The Pound to Canadian Dollar exchange rate advanced after a hawkish shift from the Bank of England boosted Sterling.
Pound to Canadian Dollar (GBP/CAD): 1.82428 (-0.21%)
Euro to Canadian Dollar (EUR/CAD): 1.58029 (-0.3%)
Dollar to Canadian Dollar (USD/CAD): 1.37498 (+0.3%)
DAILY RECAP:
The Pound (GBP) traded cautiously at the start of the period, with a lack of UK data limiting direction, although it still edged higher against a weaker Canadian Dollar.
Sterling briefly softened midweek as the absence of domestic catalysts left it exposed to external drivers.
Momentum shifted sharply following the Bank of England’s latest policy decision.
The BoE held interest rates unchanged but delivered a notably hawkish message.
Policymakers raised their inflation forecasts and indicated they stand ready to tighten policy if price pressures intensify.
This prompted markets to price in at least two interest rate hikes this year, driving a strong rally in the Pound.
Sterling later pared some gains amid concerns about the potential economic impact of higher borrowing costs and inflation, but still ended the period higher overall.
Meanwhile, the Canadian Dollar (CAD) struggled amid volatile oil prices.
The ‘Loonie’ came under early pressure as crude prices dipped and Canadian inflation data undershot expectations.
CAD later found some support as oil prices rebounded midweek.

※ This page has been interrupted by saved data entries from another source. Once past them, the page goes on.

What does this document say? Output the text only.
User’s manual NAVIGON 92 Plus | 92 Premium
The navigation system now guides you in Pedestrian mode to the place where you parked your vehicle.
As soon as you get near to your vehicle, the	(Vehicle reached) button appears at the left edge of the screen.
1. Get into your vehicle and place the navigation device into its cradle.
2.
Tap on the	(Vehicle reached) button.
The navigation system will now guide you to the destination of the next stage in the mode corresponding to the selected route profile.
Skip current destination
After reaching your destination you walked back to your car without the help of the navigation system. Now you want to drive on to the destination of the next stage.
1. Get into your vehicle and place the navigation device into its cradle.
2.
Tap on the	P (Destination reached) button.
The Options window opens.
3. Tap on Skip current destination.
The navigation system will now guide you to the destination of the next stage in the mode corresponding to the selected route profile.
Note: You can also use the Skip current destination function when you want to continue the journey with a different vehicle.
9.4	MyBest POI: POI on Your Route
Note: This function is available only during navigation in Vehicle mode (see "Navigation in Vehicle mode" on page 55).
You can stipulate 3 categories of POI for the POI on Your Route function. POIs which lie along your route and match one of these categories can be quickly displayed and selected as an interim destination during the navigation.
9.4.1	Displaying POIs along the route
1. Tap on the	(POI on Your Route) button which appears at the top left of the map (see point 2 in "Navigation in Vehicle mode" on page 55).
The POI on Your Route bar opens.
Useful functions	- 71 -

However, this was offset by the Bank of Canada’s policy stance, with policymakers highlighting risks to growth stemming from higher energy costs.
Renewed volatility in oil markets left the Canadian Dollar vulnerable, particularly as Sterling strengthened on the back of BoE expectations.

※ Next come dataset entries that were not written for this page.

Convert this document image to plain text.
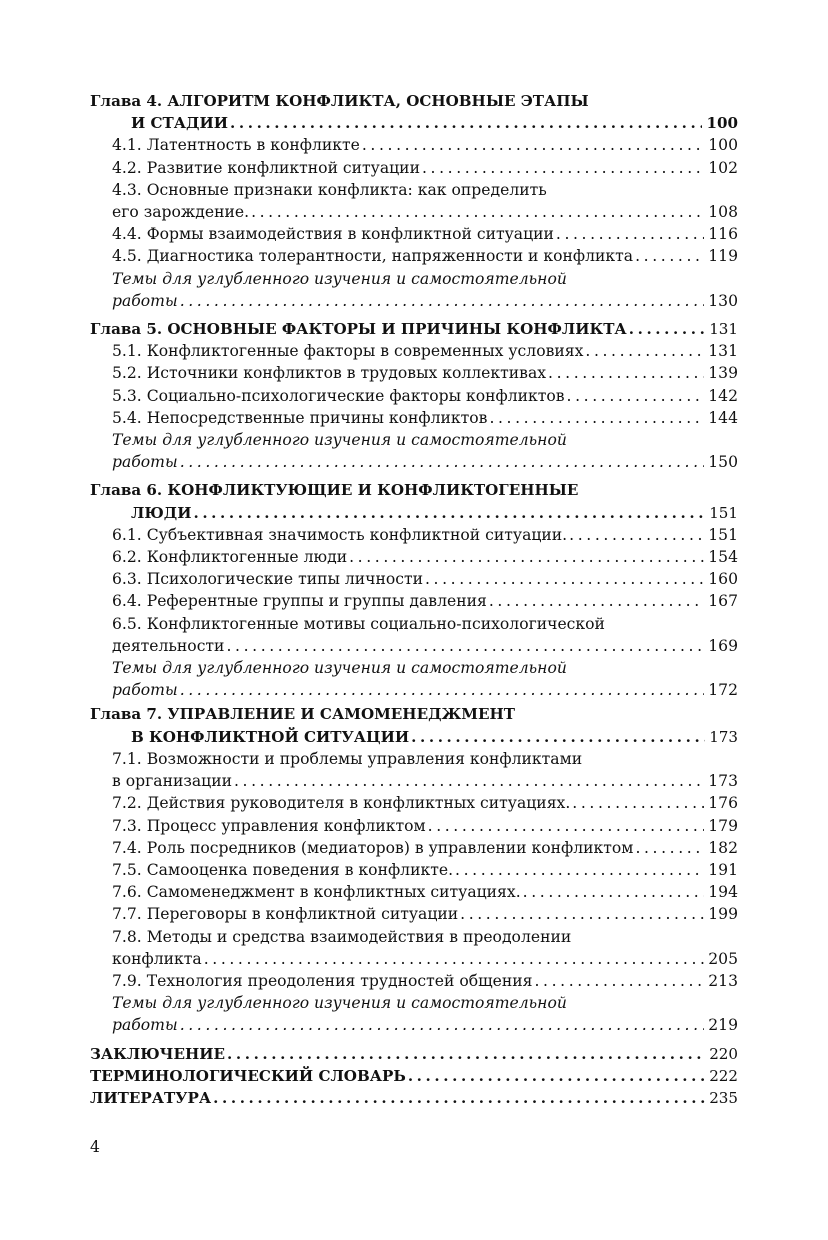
Глава 4. АЛГОРИТМ КОНФЛИКТА, ОСНОВНЫЕ ЭТАПЫ
И СТАДИИ .....	100
4.1. Латентность в конфликте .....	100
4.2. Развитие конфликтной ситуации .....	102
4.3. Основные признаки конфликта: как определить
его зарождение. .....	108
4.4. Формы взаимодействия в конфликтной ситуации .....	116
4.5. Диагностика толерантности, напряженности и конфликта .....	119
Темы для углубленного изучения и самостоятельной
работы .....	130
Глава 5. ОСНОВНЫЕ ФАКТОРЫ И ПРИЧИНЫ КОНФЛИКТА .....	131
5.1. Конфликтогенные факторы в современных условиях .....	131
5.2. Источники конфликтов в трудовых коллективах .....	139
5.3. Социально-психологические факторы конфликтов .....	142
5.4. Непосредственные причины конфликтов .....	144
Темы для углубленного изучения и самостоятельной
работы .....	150
Глава 6. КОНФЛИКТУЮЩИЕ И КОНФЛИКТОГЕННЫЕ
ЛЮДИ .....	151
6.1. Субъективная значимость конфликтной ситуации. .....	151
6.2. Конфликтогенные люди .....	154
6.3. Психологические типы личности .....	160
6.4. Референтные группы и группы давления .....	167
6.5. Конфликтогенные мотивы социально-психологической
деятельности .....	169
Темы для углубленного изучения и самостоятельной
работы .....	172
Глава 7. УПРАВЛЕНИЕ И САМОМЕНЕДЖМЕНТ
В КОНФЛИКТНОЙ СИТУАЦИИ .....	173
7.1. Возможности и проблемы управления конфликтами
в организации .....	173
7.2. Действия руководителя в конфликтных ситуациях. .....	176
7.3. Процесс управления конфликтом .....	179
7.4. Роль посредников (медиаторов) в управлении конфликтом .....	182
7.5. Самооценка поведения в конфликте. .....	191
7.6. Самоменеджмент в конфликтных ситуациях. .....	194
7.7. Переговоры в конфликтной ситуации .....	199
7.8. Методы и средства взаимодействия в преодолении
конфликта .....	205
7.9. Технология преодоления трудностей общения .....	213
Темы для углубленного изучения и самостоятельной
работы .....	219
ЗАКЛЮЧЕНИЕ .....	220
ТЕРМИНОЛОГИЧЕСКИЙ СЛОВАРЬ .....	222
ЛИТЕРАТУРА .....	235
4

Near-Term GBP/CAD Forecast: Data and Oil Prices in Focus
Looking ahead, UK economic data will be a key driver for the Pound.
Preliminary PMI figures may signal a slowdown in activity, which could weigh on Sterling.
Inflation and retail sales data will also be closely watched, although their impact may be tempered by recent energy price developments.
For the Canadian Dollar, oil price movements are likely to remain the dominant influence.
Any easing in geopolitical tensions could push crude prices lower and weigh on CAD.
Conversely, further disruptions to energy supply could support the ‘Loonie’ and inject volatility into GBP/CAD.